I'm glad Ridley Scott was afforded the opportunity to revisit this film. It really is a superior effort; it's most certainly my favorite film by Ridley Scott. I can't recommend it highly enough. (And now I'm actually looking forward to Scott's announced project on the Robin Hood legend.)
UPDATE: My take on Orlando Bloom as an actor isn't taken well at an Orlando Bloom message board, which strikes me as odd, since I openly state he's not a bad actor. I actually think he's pretty good. He's not Olivier, or Ian McKellen, or Daniel Day-Lewis, but Bloom does perfectly well in the movies I've seen him in. He's fine in Lord of the Rings, he's fine in the Pirates of the Caribbean flicks, he's good in Elizabethtown, and he's good in Kingdom of Heaven. I'm not sure what their point of contention is, unless they're of the view that I'm actually not being sufficiently effusive in my praise of Bloom as an actor. I'm not often taken to task for not being nice enough in my compliments, but there it is. I just know that most times I see Orlando Bloom mentioned, and people rip on him as being a bad actor, which I think is pretty wrong-headed.

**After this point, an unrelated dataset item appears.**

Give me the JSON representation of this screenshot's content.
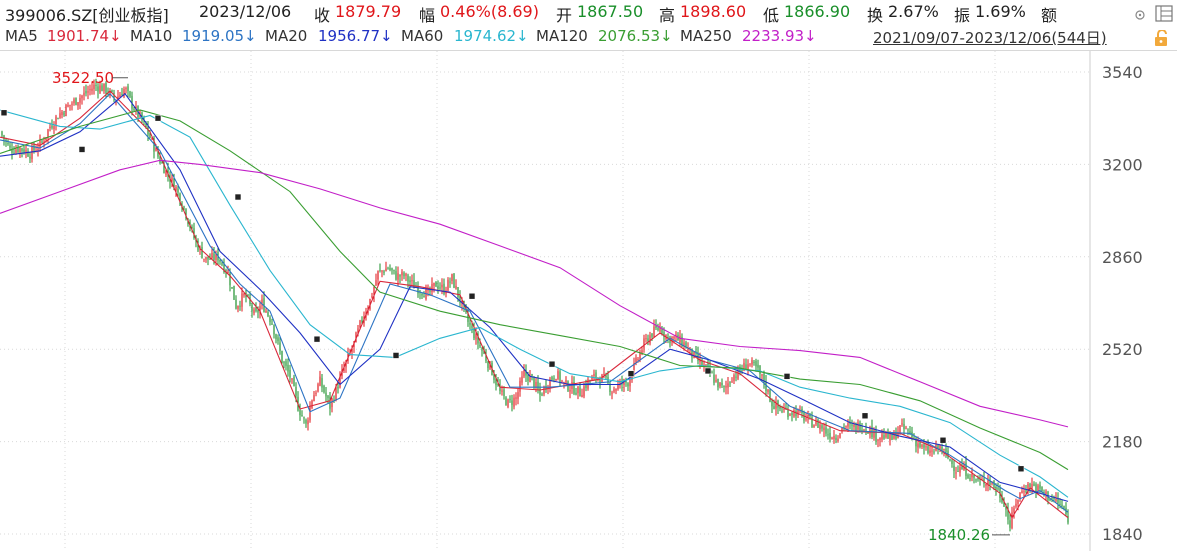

I guess you can't please everybody.
UPDATE II: Now that some more replies have popped up at the message board thread linked above, I see that the main point of contention seems to be my comparison of Orlando Bloom to Kevin Costner. I wasn't making a one-to-one comparison of the men as actors, but I cited Costner as an example of another actor whose work I think tends to be unfairly maligned. No, Costner wasn't a particularly great Robin Hood, but he's really good a lot more often than a lot of stuffy cinema folks like to admit. (Bull Durham, Dances With Wolves, Tin Cup, Field of Dreams, A Perfect World, and JFK are all good examples, to my mind. And frankly, if I concede that Bloom would make a better Robin Hood than Costner did, surely one must also agree that Bloom could not play Crash Davis anywhere near as well as Costner did!) That's all I meant with that comparison. So when I say that I see Orlando Bloom as a younger, British version of Costner, I do not mean that as an insult.
BTW, folks over there, you're welcome to comment here too! I don't bite. Not usually, anyway.